Nesta quarta, Wagno participou de um culto numa igreja evangélica e depois se emocionou ao reencontrar a filha e voltar à casa onde morava até ser preso. Chorou ao abraçar a adolescente Taís Fernanda do Nascimento, 11 anos, que não via há quase quatro anos. “Eu fui preso quando minha filha tinha três anos de idade. Não acompanhei o crescimento dela. A última vez que eu a vi, ela tinha sete anos. Tá uma moçona grandona”.

         Depois de condenado, o ex-segurança foi abandonado pela mulher, Cleunice Pereira do Nascimento, de quem, garante, não guarda mágoa. “Não posso culpá-la, não. Ela era nova, na época ela tinha 23 anos e eu tinha 33. Foi influência de colegas falando como é que ela ia esperar 20 anos…”, disse, resignado.

Casa

         A tristeza maior foi ao rever a antiga residência depredada, tomada pelo mato. “Eu chorei, porque o sonho de um cidadão é ter a sua casa própria e sua família. E eu levei mais de dez anos para construir essa casa e quando eu cheguei aqui eu não agüentei”.
Wagno, que estudou apenas até a quarta série do ensino fundamental, considera-se o exemplo de que a Justiça tem que “olhar mais para os pobres”. “A palavra das pessoas pobres para a Justiça não vale nada, sabe”, reclamou.

         No início da tarde, o ex-segurança ficou frente a frente com o juiz da Comarca de Congonhas, Paulo Roberto Caixeta, responsável pela sua condenação definitiva, em 1999. O magistrado disse que não tem peso na consciência porque na época agiu de acordo com os autos e que o erro foi do processo investigatório.
Dois anos após ser preso, Wagno quase foi morto na cadeia. Em 2002, um ex-colega de cela revelou que os verdadeiros autores do homicídio pediram que ele tentasse matar o ex-segurança na cadeia.

         Foi o ponto de partida para a reviravolta no caso, que passou a ser acompanhado pelo ex-ministro da Secretaria Especial de Direitos Humanos, Nilmário Miranda.

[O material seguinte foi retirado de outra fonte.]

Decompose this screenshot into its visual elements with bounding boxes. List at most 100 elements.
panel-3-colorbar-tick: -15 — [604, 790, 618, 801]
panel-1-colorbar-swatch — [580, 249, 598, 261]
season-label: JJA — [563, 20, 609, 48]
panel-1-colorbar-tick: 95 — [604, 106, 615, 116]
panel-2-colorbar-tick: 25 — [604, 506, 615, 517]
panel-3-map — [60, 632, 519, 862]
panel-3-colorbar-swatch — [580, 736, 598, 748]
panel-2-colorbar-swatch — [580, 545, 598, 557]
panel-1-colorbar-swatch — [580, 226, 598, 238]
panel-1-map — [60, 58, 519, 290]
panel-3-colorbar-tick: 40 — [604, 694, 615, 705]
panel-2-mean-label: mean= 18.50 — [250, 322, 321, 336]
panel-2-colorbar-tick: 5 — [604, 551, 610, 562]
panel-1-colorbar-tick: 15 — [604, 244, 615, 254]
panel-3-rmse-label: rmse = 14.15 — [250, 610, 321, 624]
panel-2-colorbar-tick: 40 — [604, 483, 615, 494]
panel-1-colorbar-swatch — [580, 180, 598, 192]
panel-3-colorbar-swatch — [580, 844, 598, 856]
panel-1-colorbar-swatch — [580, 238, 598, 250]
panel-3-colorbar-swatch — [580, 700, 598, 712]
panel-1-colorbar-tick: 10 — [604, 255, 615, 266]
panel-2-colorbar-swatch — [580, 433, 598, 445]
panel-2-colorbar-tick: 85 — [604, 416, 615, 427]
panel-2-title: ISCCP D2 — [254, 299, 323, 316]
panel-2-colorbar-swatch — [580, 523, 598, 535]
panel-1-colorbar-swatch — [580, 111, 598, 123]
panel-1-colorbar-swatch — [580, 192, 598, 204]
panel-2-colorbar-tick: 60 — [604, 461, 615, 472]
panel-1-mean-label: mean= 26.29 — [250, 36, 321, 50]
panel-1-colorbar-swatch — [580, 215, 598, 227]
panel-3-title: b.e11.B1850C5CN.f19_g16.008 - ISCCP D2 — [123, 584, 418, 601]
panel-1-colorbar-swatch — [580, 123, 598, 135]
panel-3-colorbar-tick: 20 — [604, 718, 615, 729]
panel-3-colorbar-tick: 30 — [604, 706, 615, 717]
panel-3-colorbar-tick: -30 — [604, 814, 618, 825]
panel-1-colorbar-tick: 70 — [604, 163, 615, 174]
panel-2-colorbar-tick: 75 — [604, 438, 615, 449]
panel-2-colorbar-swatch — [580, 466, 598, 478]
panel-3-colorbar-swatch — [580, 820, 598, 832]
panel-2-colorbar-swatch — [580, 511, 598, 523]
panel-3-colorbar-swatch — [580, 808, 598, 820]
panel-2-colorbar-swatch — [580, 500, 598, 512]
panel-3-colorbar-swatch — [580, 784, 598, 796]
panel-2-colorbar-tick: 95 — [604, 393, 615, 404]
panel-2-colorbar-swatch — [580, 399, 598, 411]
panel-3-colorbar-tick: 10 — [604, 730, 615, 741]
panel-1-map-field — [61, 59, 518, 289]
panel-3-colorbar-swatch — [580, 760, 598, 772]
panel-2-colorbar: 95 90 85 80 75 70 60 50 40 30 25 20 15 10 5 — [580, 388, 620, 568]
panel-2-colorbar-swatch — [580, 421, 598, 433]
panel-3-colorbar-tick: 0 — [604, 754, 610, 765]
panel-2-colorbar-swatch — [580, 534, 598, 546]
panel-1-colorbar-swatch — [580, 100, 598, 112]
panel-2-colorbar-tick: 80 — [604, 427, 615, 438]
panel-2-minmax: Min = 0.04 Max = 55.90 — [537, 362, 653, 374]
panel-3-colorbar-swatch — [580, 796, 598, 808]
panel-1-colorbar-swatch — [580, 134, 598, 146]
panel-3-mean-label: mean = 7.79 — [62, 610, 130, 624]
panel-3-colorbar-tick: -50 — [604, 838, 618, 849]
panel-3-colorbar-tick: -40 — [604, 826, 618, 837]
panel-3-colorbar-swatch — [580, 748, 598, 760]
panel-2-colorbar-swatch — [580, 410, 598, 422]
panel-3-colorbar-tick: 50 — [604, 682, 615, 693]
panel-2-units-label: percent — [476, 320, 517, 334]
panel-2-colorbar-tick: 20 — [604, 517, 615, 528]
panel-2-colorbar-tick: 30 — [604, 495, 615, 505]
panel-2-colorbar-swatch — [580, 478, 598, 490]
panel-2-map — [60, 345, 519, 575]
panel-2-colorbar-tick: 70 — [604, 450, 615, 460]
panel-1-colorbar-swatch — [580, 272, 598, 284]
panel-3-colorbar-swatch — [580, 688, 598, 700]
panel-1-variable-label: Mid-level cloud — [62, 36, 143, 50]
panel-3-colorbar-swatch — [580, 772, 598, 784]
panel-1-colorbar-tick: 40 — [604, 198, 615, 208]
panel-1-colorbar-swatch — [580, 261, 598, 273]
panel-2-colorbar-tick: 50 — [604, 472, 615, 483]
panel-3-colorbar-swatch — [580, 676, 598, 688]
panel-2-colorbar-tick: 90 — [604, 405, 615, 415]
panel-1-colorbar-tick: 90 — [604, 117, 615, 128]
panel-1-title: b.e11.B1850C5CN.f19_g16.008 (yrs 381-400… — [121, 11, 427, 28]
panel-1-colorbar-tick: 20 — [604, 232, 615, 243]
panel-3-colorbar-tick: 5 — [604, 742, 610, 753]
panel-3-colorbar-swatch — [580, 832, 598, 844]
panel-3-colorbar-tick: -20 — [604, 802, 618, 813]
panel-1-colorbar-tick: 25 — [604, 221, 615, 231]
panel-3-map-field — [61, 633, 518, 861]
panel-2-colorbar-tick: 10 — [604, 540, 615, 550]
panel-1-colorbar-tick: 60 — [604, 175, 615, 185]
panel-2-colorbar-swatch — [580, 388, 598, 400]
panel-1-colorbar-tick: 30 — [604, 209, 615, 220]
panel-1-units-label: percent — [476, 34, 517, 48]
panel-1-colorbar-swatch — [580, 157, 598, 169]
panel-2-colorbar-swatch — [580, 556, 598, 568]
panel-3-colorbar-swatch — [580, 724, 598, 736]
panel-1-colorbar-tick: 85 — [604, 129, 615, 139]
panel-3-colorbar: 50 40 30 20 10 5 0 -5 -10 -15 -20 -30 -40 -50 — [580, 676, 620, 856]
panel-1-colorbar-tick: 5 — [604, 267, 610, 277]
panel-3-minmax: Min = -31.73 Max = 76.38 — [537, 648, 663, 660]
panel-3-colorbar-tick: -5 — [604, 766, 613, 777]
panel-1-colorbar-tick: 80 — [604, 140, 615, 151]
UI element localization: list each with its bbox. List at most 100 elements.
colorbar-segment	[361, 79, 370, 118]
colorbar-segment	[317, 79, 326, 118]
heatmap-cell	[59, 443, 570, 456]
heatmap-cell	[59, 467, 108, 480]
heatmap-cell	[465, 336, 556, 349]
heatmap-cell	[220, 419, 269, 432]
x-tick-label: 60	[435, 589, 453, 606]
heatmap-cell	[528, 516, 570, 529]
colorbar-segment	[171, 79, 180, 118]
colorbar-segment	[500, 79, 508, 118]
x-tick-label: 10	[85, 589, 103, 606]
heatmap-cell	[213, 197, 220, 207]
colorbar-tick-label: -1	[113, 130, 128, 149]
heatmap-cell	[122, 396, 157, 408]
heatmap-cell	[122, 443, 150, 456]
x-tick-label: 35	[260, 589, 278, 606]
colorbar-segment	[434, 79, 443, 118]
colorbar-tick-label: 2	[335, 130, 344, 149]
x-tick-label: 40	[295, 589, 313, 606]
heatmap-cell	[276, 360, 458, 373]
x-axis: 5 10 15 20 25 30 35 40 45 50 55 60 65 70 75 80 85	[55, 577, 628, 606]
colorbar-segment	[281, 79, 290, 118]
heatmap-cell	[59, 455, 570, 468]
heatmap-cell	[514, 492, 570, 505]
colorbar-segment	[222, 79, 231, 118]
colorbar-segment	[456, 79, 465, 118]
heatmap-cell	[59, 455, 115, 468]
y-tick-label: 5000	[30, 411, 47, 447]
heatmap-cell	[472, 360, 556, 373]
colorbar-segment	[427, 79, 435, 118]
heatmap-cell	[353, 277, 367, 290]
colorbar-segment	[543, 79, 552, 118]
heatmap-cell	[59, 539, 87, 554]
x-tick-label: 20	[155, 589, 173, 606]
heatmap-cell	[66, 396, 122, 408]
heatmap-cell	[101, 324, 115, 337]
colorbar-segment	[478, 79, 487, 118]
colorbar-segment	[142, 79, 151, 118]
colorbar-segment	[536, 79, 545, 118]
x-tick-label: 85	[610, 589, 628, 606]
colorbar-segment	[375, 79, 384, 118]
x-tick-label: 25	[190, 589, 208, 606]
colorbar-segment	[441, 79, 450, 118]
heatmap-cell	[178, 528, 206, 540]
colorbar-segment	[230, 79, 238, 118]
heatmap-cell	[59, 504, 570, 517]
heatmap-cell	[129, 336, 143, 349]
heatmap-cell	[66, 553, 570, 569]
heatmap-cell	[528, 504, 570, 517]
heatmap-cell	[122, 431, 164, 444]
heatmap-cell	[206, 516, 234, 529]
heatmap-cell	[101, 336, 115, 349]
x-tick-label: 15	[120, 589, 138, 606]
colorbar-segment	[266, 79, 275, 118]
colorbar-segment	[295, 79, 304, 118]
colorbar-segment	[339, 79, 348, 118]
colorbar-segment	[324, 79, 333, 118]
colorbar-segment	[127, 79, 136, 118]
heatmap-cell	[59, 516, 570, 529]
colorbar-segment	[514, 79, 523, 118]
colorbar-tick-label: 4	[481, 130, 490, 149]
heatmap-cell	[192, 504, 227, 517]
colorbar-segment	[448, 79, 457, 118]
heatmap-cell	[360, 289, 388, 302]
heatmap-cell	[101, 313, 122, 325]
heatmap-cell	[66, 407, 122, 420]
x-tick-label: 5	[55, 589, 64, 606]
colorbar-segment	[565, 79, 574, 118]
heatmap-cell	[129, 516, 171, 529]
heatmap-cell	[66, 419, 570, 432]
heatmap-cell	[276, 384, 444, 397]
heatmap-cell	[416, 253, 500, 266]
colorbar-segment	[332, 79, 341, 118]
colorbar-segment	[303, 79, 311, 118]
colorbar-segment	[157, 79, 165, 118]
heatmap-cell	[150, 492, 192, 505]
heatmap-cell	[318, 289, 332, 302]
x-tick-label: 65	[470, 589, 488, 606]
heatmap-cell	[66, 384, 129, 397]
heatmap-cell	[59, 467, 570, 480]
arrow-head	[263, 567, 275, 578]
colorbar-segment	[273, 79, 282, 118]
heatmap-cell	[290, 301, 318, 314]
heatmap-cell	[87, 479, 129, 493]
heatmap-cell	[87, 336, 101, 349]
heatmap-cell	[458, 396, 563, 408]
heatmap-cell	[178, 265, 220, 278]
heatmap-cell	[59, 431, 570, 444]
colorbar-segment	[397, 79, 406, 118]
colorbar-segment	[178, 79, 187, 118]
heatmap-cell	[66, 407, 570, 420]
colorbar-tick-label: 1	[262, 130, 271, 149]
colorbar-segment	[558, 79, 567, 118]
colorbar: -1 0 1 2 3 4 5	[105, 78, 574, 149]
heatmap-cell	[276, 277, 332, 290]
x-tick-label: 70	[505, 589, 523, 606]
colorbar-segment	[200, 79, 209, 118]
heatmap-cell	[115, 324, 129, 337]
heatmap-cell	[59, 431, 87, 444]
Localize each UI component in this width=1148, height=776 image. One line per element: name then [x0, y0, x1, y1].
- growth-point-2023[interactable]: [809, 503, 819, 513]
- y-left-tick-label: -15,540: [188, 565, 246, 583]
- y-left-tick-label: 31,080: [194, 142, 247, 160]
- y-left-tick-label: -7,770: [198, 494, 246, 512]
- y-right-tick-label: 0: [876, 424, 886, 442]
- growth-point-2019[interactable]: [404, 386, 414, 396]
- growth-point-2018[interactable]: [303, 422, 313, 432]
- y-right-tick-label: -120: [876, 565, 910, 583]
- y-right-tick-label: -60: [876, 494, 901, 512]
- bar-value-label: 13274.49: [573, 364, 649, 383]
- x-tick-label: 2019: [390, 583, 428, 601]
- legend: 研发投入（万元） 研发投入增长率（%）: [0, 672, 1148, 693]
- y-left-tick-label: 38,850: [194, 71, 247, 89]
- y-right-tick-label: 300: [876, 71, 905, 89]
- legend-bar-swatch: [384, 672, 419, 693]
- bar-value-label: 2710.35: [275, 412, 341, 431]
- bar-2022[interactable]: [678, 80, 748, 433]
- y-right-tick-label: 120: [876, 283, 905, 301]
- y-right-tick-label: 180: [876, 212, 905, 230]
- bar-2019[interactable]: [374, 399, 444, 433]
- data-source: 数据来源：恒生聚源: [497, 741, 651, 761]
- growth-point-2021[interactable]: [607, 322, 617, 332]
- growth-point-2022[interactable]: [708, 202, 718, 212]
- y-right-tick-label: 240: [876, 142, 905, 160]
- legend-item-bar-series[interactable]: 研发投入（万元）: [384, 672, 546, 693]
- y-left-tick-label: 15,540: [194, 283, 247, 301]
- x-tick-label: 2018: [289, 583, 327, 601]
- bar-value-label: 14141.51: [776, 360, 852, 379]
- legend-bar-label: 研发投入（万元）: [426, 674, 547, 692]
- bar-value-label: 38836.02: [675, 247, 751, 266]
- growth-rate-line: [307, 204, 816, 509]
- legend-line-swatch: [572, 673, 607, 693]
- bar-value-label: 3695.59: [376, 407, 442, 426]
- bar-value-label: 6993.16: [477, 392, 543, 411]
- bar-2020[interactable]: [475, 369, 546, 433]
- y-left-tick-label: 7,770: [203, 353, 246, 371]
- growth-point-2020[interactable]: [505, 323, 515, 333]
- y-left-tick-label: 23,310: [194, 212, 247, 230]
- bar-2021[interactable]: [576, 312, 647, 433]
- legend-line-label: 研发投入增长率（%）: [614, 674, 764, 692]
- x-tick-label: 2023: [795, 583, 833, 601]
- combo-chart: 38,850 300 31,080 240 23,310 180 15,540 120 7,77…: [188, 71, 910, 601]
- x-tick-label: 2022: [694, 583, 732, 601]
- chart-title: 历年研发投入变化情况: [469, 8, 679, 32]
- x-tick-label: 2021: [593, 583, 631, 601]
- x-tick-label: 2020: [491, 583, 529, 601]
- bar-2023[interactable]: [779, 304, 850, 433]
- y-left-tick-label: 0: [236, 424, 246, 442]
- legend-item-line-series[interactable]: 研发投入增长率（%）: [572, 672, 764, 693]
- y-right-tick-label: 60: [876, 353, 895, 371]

         Para a condenação, a Justiça se baseou no depoimento do então menor de idade e co-réu, Wellington Azevedo de Paulo – hoje com 24 anos -, que apontou Wagno como o autor do crime. No processo de revisão criminal, os desembargadores concluíram que ficou comprovado que Wellington prestou um depoimento falso e posteriormente apresentou nova versão dos fatos, apontando como autores do crime outras duas pessoas: Salatiel de Souza Bragança, o “Salada”, e Luciano de Paula e Silva, conhecido como “Dedeira”.

         Segundo o juiz, apesar de já estarem presos por outros crimes, os dois terão a prisão preventiva decretada pelo latrocínio praticado contra o taxista. O magistrado informou que reabriu o processo e irá determinar novas diligências.

Indenização

         Em meio aos diversos pedidos de entrevistas e convites para que seu cliente participe de programas de TV, o advogado Miraglia Filho estuda o pedido de indenização pelo erro “grosseiro” da Justiça. “Por danos materiais é tudo aquilo que ele perdeu, deixou de auferir nesses anos que ele esteve, equivocadamente, recolhido. Salário, a casa dele que foi destruída”, explicou, admitindo que ainda não tem segurança quanto ao dano moral.

         “Quem vai medir isso? Quanto custa ficar oito anos e meio na cadeia? Quanto custa não ver a filha desde que ela tinha sete anos, quanto custa perder todos os dentes da boca? Eu não tenho a menor idéia”.
Wagno, que está abrigado na casa de um tio, por enquanto só espera por “coisas boas na vida”. “Pretendo reconstruir minha vida de novo. Só Deus sabe o quanto é bom poder respirar esse ar puro e mostrar que a Justiça foi feita”.